There are several remarkable facets to this tale. The first is that Notker does not seem to feel that there is anything particularly horrendous about such a vicious penalty for a breach in manners. He notes it as being abnormal, but it is clear that such infractions were considered highly insulting and were dealt with in a correspondingly serious fashion. Secondly it seems clear that regional manners were common and that adherence was expected from all present, even if they were from a different land or unaware of the rules and restrictions. However, neither of them does complete justice to the story.
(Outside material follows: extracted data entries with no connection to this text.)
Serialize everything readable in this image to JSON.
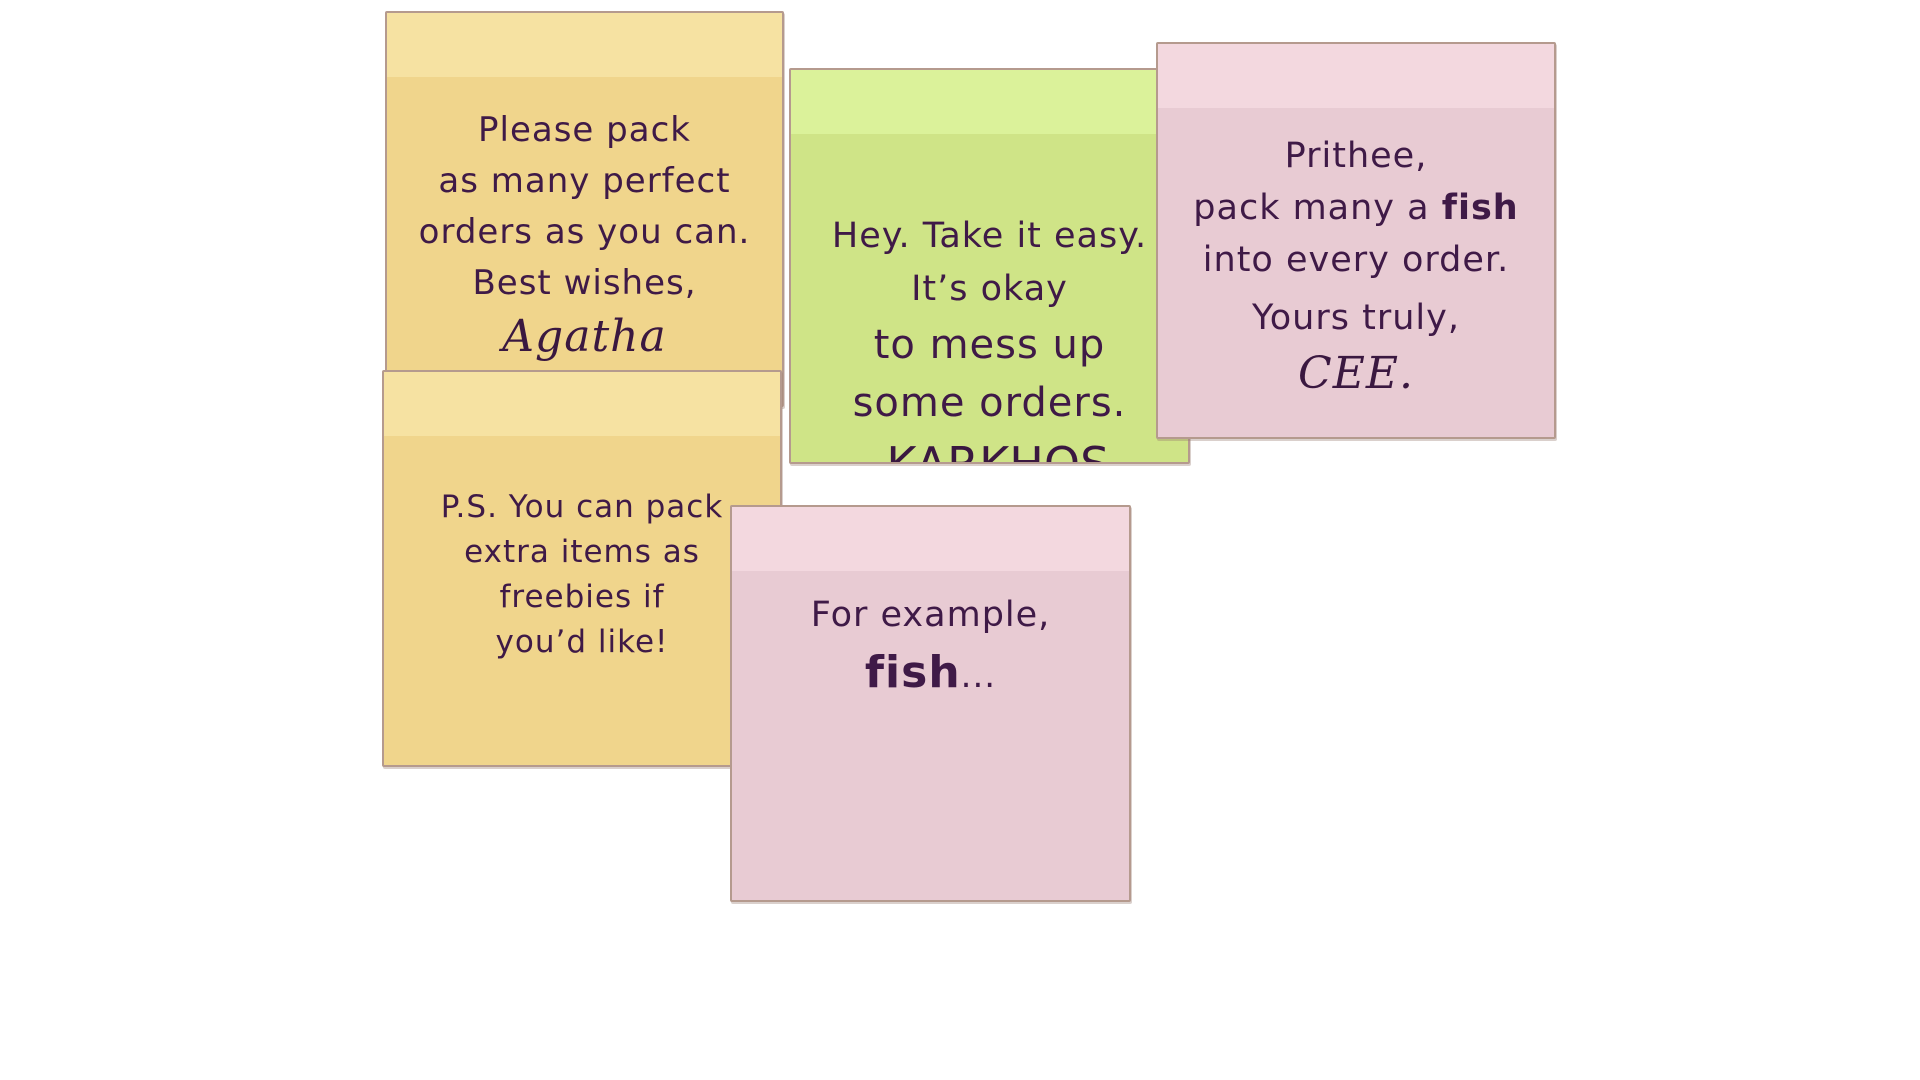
{
  "notes": {
    "agatha": {
      "lines": [
        "Please pack",
        "as many perfect",
        "orders as you can.",
        "Best wishes,"
      ],
      "signature": "Agatha",
      "color": "#f0d58c"
    },
    "karkhos": {
      "lines": [
        "Hey. Take it easy.",
        "It’s okay",
        "to mess up",
        "some orders."
      ],
      "signature": "-KARKHOS",
      "color": "#cfe487"
    },
    "cee": {
      "line1": "Prithee,",
      "line2_pre": "pack many a ",
      "line2_bold": "fish",
      "line3": "into every order.",
      "line4": "Yours truly,",
      "signature": "CEE.",
      "color": "#e8cbd3"
    },
    "ps": {
      "lines": [
        "P.S. You can pack",
        "extra items as",
        "freebies if",
        "you’d like!"
      ],
      "color": "#f0d58c"
    },
    "example": {
      "line1": "For example,",
      "fish_bold": "fish",
      "fish_tail": "...",
      "color": "#e8cbd3"
    }
  },
  "colors": {
    "text": "#3f1a47",
    "border": "#b59a8e",
    "background": "#ffffff"
  }
}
The account is, in its own way, one of barbarism. After all, the death penalty seems a little harsh for a small breach of conduct when eating fish. Moreover, it seems especially vicious when it is applied to a stranger; a man from a foreign land with no knowledge of local customs or law. However, the barbarism is not in the lack of manners, nor in the manners themselves. Indeed, both of these elements seem highly civilized. It is, rather, in the way in which the manners are imposed and enforced. Yet, in a way, is not a regimented society whose harshest punishments are meted out for those minor transgressions of etiquette the peak of civility? As our forbearers were so often told during the Victorian Era, these are the things that separate us from the barbarians.